Schwerpunktmaßnahme der Polizei
79 Personen und 62 Fahrzeuge werden kontrolliert

Lengerich/Tecklenburger Land -

In Lengerich und Ibbenbüren hat die Polizei am Montag zahlreiche Personen und Autos kontrolliert. Die Beamten in Uniform und Zivil waren vor allem im Einsatz, um repressiv gegen potenzielle Einbrecher vorzugehen.

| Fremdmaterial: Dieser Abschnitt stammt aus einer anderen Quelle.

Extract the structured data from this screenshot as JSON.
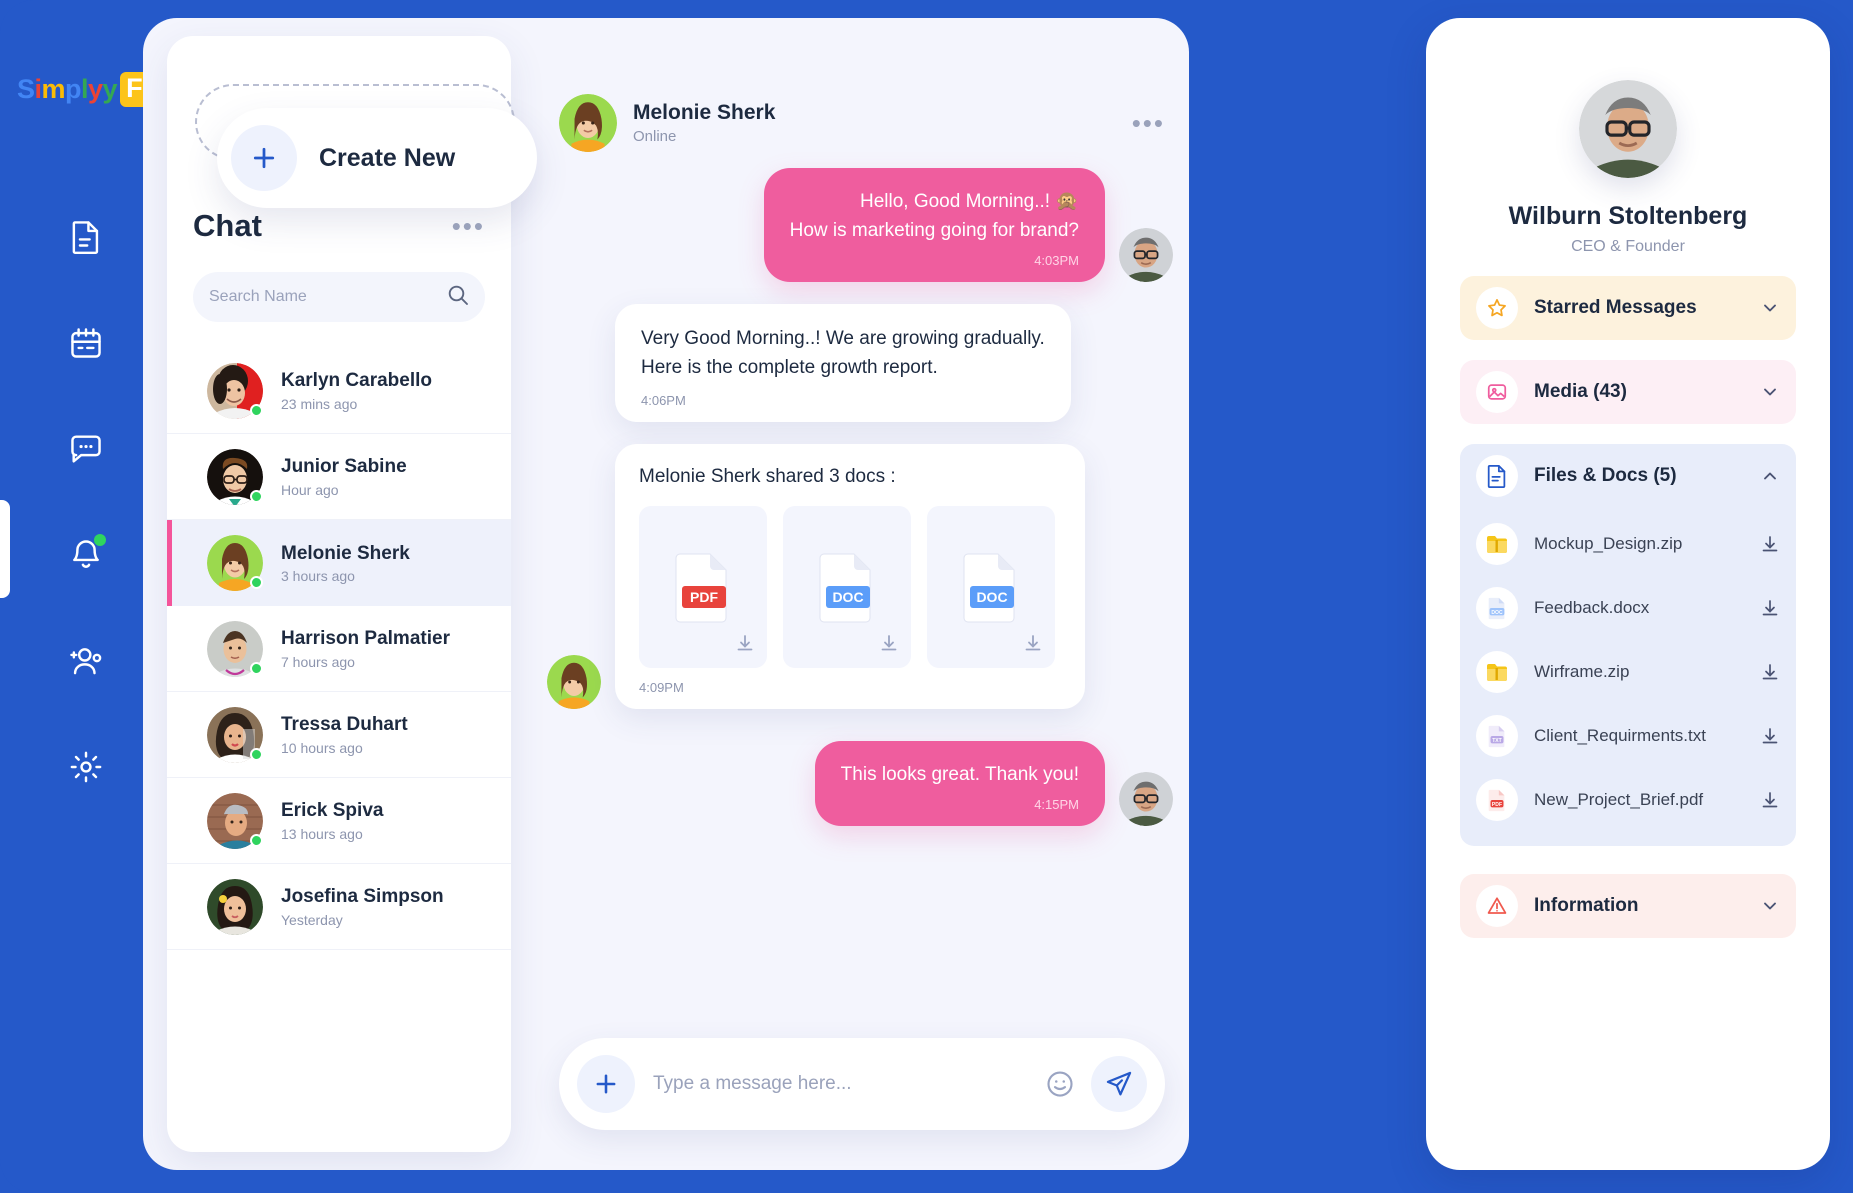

Dienstag, 28.01.2020, 18:22 Uhr aktualisiert: 28.01.2020, 18:30 Uhr
Eine Reihe von Fahrzeugen wurde von der Polizei am Montag gestoppt. Hintergrund war eine Aktion, die auf die Bekämpfung der Einbruchkriminalität abzielte.
Eine Reihe von Fahrzeugen wurde von der Polizei am Montag gestoppt. Hintergrund war eine Aktion, die auf die Bekämpfung der Einbruchkriminalität abzielte. Foto: dpa

Repressiv vorgehen gegen potenzielle Einbrecher. Dieses Ziel der Schwerpunktmaßnahme der Polizei sieht Johannes Tiltmann erreicht. Am Montag haben Beamte in Zivil und Uniform in Lengerich und Ibbenbüren 62 Fahrzeuge und 79 Personen kontrolliert. Zwei Ordnungswidrigkeitenanzeigen und ein Verwarngeld wurden verhängt. „Das lag aber an technischen Mängeln an den Fahrzeugen“, erläutert der Pressesprecher der Kreispolizeibehörde auf Nachfrage der Westfälischen Nachrichten .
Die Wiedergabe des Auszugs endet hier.